Kürt sorununun çözümü için daha sağlıklı adımlar atılmaya çalışılınırken, bu dönemin en önemli kelimeleri “karşılıklı güven". Kürt gruplar arasındaki arabulucu ise Türkiye'nin hiçbir şey yapmadığını söylüyor.
Kürt sorununun çözümü için ikinci faslı açıldı. Bu kez herkes biraz daha temkinli, adımlarını daha sağlam atmaya çalışıyor. Geçen yılın Habur görüntüleri sonrası meydana gelen tepkiler sonrası frene basanlar bu kez benzer durumlara neden olmak istemiyor.
Şimdilerde ikinci açılım dönemindeyiz. İkinci açılım faslının kodların iyi okumak gerekiyor. Bu dönemin en önemli kelimesi güven, yani “karşılıklı güven”. Devletin ve Kürt sorundaki muhatapların birbirlerine güvenmesi ve bu güveni destekleyecek adımlar atması gerekiyor. Bu adımlar sembolik bile olsa önemli görülüyor. Öcalan devletle görüştüğünü saklamıyor. Devlet doğrudan yalanlamıyor. Ama herkes kimin ne adım atacağını görmek istiyor geçmişte yaşananların tekrarlanmasını istenmiyor. Bu yüzden taraflar taktik adımlarla birbirlerini kontrol ediyor.
Hatırlanacağı gibi geçen hafta PKK ateşkesi bir ay daha uzattı. Bu adımın amacı devletin ne yapacağını beklemek. Bu süre içinde KCK davası görülecek. KCK davasında atılacak sembolik bir adım güven tesisi için gerekli deniyor. Ama böyle bir beklenti varken geçen hafta Urfa’da KCK operasyonu yapılması kafaları karıştırmış.
Daha önce devletle Kürt muhataplar arasında arabuluculuk yapmış kaynağımız bu konuda tedirginler. Şunu söylüyor: Türkiye, Suriye ile Irak Kürt bölgesi ile ABD’ ile görüşüyor ama içeride bir şey yapmıyor. Aslında atılacak mini, sembolik adımlar tarafların birbirlerine güvenmesi açısından çok önemli. Ama Urfa’daki operasyon ne oluyor? Diyarbakır’da 18 Ekim’de görülecek dava öncesinde böyle bir operasyonun Diyarbakır’daki dava için de umutsuzluk yaratabilir. Hükümetin ne yapmaya çalıştığını anlayabilmiş değiliz. Tampon bölgenin yalanlanması önemliydi.

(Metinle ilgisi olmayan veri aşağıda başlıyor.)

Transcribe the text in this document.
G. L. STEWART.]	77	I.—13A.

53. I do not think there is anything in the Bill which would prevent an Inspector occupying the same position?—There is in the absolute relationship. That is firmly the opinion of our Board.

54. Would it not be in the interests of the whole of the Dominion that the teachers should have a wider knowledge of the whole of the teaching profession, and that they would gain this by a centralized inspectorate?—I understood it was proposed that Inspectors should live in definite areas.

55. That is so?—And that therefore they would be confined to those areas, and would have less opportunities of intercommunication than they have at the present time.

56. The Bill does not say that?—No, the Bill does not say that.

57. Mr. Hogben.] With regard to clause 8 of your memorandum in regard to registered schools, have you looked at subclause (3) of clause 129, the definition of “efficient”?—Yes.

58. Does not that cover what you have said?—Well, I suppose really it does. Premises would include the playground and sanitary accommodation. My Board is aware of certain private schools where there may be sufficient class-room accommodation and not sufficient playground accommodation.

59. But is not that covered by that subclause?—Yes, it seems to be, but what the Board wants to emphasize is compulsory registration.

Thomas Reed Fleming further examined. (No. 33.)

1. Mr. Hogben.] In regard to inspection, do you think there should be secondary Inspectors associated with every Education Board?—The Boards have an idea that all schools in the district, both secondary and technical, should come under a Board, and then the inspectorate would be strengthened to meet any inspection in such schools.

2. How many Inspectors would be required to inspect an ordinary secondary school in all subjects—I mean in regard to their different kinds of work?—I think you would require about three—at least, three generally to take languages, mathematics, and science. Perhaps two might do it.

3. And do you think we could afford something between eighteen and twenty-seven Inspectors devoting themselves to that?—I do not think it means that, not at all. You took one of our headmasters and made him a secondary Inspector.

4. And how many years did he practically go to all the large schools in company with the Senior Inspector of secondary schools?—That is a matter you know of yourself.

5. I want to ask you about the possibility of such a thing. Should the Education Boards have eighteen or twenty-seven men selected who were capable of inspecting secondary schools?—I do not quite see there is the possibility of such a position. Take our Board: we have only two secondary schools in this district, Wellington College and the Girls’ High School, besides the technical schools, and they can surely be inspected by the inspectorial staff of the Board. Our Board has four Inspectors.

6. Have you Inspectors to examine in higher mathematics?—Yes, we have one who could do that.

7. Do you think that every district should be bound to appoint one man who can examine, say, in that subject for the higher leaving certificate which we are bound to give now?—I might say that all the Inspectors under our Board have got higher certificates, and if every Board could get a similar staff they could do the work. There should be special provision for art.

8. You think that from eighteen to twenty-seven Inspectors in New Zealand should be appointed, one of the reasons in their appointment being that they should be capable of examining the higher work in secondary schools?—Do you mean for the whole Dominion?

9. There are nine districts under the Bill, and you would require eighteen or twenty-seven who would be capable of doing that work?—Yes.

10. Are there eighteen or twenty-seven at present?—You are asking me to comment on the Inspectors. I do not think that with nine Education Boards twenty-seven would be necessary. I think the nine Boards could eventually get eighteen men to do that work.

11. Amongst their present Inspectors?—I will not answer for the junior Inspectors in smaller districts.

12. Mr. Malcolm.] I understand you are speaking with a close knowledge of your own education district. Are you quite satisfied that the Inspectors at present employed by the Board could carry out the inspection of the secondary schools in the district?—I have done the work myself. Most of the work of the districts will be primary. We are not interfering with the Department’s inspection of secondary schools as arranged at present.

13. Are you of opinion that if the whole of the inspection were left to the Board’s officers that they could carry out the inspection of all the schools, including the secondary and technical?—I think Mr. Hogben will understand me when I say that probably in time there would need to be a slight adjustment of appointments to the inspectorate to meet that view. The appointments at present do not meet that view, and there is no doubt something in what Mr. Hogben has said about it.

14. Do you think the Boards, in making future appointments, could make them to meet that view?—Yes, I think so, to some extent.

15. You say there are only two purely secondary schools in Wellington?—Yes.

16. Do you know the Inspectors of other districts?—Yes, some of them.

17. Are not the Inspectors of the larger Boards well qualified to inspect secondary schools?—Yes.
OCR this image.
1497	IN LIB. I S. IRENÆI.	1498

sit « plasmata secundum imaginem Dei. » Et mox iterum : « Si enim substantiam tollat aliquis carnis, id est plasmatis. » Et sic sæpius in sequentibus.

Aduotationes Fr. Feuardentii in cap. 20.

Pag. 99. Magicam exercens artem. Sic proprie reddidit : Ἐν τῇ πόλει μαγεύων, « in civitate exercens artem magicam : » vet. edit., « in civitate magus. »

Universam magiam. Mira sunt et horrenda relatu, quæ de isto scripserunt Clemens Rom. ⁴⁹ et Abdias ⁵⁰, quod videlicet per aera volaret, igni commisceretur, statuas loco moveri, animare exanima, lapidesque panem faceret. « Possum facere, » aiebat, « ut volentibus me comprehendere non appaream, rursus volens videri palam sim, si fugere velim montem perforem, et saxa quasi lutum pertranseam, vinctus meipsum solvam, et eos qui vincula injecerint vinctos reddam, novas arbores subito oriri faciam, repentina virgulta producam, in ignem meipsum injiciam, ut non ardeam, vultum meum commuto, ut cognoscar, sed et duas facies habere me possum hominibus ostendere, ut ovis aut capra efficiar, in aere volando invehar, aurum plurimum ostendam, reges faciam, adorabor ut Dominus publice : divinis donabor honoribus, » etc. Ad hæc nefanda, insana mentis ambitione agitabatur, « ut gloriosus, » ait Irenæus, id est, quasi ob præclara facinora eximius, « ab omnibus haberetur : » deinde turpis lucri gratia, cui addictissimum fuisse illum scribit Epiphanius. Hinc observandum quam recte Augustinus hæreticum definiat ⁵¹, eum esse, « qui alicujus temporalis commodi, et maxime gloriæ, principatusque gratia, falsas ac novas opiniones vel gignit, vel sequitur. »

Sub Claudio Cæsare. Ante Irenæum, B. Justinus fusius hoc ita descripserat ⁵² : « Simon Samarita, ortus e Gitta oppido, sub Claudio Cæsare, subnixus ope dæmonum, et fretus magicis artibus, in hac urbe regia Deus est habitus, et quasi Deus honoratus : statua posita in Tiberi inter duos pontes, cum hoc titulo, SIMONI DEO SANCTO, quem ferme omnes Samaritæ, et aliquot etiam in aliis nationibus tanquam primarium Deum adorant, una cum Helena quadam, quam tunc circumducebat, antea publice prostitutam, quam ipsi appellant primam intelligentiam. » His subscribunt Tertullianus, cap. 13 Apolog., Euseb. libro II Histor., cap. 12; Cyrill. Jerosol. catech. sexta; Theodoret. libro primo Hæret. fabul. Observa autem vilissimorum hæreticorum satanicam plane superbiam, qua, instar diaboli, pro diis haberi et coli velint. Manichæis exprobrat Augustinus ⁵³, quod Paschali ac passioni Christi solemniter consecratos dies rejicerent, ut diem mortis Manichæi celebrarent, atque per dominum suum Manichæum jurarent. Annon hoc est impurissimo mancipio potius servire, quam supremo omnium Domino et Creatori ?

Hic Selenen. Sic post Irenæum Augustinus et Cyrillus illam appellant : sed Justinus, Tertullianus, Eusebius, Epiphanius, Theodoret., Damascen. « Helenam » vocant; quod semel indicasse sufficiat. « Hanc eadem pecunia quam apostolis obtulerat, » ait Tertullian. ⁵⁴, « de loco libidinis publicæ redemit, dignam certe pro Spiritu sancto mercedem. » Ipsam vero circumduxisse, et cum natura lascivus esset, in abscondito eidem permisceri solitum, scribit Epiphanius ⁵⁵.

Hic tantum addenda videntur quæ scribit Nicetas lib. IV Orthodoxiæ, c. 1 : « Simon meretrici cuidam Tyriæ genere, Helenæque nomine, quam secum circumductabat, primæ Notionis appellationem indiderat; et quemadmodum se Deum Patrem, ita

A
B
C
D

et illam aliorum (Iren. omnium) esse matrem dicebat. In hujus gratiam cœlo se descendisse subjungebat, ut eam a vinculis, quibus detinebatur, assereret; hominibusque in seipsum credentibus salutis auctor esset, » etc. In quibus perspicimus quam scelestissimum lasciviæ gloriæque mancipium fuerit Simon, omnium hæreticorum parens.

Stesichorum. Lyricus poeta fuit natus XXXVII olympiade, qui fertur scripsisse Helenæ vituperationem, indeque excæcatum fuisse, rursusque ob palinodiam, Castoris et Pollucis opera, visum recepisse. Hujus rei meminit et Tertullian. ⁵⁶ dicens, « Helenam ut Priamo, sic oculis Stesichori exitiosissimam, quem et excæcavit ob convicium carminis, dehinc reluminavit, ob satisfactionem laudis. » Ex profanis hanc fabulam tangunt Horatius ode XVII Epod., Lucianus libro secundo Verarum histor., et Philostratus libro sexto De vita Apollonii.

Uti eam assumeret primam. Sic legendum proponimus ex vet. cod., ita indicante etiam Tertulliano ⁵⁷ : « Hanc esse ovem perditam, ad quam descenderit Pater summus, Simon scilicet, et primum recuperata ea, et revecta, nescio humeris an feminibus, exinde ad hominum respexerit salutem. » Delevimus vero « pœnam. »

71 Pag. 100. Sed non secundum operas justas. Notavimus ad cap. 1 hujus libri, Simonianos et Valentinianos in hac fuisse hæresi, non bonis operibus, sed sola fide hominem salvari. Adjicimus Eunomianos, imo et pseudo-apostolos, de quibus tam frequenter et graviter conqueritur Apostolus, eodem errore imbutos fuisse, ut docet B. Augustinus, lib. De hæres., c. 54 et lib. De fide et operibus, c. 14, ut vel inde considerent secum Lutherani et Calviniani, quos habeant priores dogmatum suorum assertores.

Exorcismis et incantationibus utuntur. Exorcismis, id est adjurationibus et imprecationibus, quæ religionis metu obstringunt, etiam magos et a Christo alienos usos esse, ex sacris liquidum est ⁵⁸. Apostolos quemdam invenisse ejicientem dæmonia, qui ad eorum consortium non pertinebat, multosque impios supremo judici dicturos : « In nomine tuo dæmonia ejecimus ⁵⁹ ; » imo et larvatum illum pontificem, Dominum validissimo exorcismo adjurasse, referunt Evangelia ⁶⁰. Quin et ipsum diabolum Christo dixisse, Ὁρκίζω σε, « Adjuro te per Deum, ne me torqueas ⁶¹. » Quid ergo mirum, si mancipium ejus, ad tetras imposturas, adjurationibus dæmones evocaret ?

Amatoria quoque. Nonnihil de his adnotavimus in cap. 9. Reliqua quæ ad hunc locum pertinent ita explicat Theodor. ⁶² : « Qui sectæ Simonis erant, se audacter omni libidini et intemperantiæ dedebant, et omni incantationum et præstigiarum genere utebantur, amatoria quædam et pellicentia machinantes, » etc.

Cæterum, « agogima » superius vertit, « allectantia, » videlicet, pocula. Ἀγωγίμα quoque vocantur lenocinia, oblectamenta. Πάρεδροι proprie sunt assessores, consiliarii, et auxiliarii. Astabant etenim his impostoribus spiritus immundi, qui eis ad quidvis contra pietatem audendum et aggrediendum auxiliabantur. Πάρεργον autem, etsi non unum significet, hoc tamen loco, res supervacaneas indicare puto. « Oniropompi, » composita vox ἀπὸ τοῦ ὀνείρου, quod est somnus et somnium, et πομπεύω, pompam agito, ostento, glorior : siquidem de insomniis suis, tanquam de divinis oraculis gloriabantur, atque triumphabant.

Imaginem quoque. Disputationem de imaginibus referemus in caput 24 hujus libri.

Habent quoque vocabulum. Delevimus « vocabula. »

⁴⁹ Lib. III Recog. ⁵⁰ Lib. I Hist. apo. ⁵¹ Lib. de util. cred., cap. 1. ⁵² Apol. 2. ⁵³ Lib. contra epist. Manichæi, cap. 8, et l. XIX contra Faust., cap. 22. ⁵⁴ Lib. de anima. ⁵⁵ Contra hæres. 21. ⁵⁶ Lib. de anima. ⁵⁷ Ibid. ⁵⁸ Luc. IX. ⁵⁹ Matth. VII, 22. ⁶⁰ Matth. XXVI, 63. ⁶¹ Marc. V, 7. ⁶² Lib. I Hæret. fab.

Sınır ötesi tezkeresinin uzatılması daha genel bir politika içinde değerlendirilebilir. Ama hiç adım atılmaması güvensizlik yaratıyor. Aslında atılacak küçük adımlar süreci çok olumlu bir noktaya getirme kapasitesine sahip. Atılan adımlar ise PKK’da tasfiye hissini arttırıyor. Böyle olması halinde yeniden aynı noktaya dönebiliriz deniyor.
1990’lı yıllarda bu görüşmeleri yapan kaynak tecrübelerinden yola çıkarak hükümetin devlet aklını kullanması gerektiğini söylüyorlar. Yakalanan olumlu havanın küçük hesaplarla heba edilmemesi konusunda uyarıda bulunuyorlar.
Kürt sorunun çözümü için atılan adımların ilkinde çok hızlı davranılmış, umut çıtası çok yükseklere çıkarılmış, sanki kısa süre sonra sorun çözülecek havası yaratılmış ve frene basılınca Kürt coğrafyasında büyük hayal kırıklığı yaratmış ve bu da tepkiselliğe dönüşmüştü. Ağustos ayındaki PKK’nın saldırıları da üzerine tuz biber ekti.
PKK’nın kanlı saldırıları sorunun çözümüne hiçbir şekilde hizmet etmediği gibi açılım niyetlerini de baltalamaya yönelikti. Çünkü PKK saldırılarını sürdürdükçe konuşmak isteyenler, barış yönünde adım atmak için inisiyatif alanlar daha geri plana çekildi, meydan “savaş ağaları”na kaldı.
Meydanın yeniden bu ağalara kalmaması için “karşılıklı güvenin” hemen tesis edilmesi gerekiyor.